For over a hundred years, Western writers have bemoaned a condition they have called various things, perhaps most often ‘our modern ailment.’ As we export modern, Western life to the rest of the world,  people working in international development have been wrestling with this for the last 50 years, as well. Simply put, ‘our modern ailment’ is the idea that alongside the good things that technology and the modern life have brought us, we have lost something of our humanity, community and soul. Important parts of our former ways of life have faded away, and people are the worse for it. Hundreds, if not thousands, of serious writers and thinkers have looked at society and remarked about this in the last 100-150 years.

The last couple of years reading agrarian philosophers Henry Beston and Wendell Berry have stirred up my thoughts on this issue, although I always noticed it. My shorthand definition of agrarianism is the idea that people are better off more in touch with the earth in small farming communities where human relationships are close and there is a connection to the rhythms of life connected to the land. An addendum would include saying that many modern conveniences have stolen away the formative benefits of many tasks, including the relational and creational aspects of them.

Example: Four people raking leaves together talking, is better than one person alone with a leafblower and earbuds. Five people in a kitchen canning peaches, laughing and enjoying one another is better than one person buying a can of peaches at a store. The growing interest I have observed among 20 and 30-something year olds today in doing things the old way, from making apple cider together to gardening antique varieties of produce to cooking parties or learning to woodwork, blacksmith, hunt, raise chickens, you name it – all indicate people are yearning for a more tactile and Creation-connected life than the hyper-modern world has delivered. Mother Earth News and its ilk remain for a reason.

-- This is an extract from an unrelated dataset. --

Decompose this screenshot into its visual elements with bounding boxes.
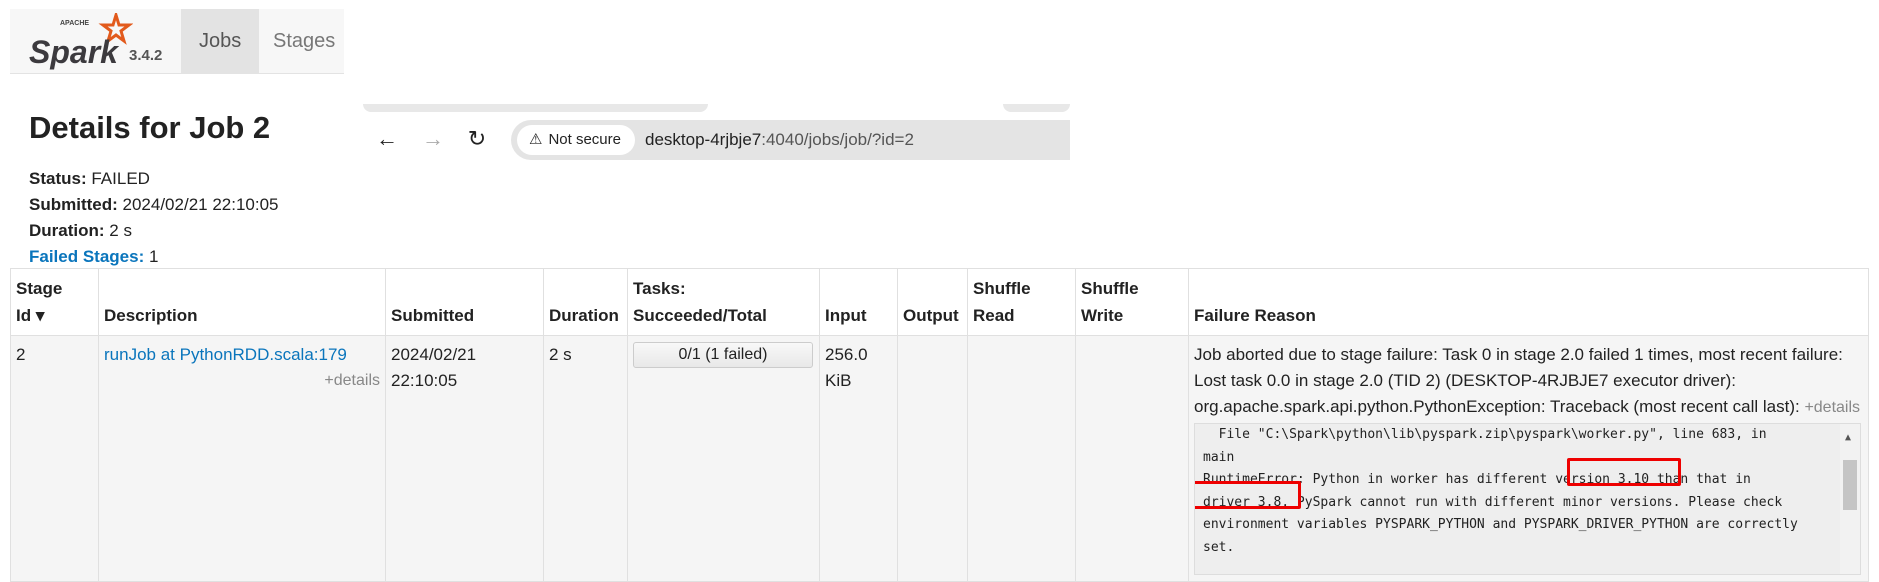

There are a variety of ways in which “modern conveniences” have backfired sociologically and  in the human psyche. Can we learn to live a life of joy, connectedness, and wholeness? Can we recover some of the things our great-grandparents knew brought meaning to life? And does Christian faith have a valuable contribution to bring to the table in being connected to one another and the natural world God made? If it does, we will have to rediscover the broader world of the Bible in place of the narrow, modern consumer version of  evangelicalism so common in the West.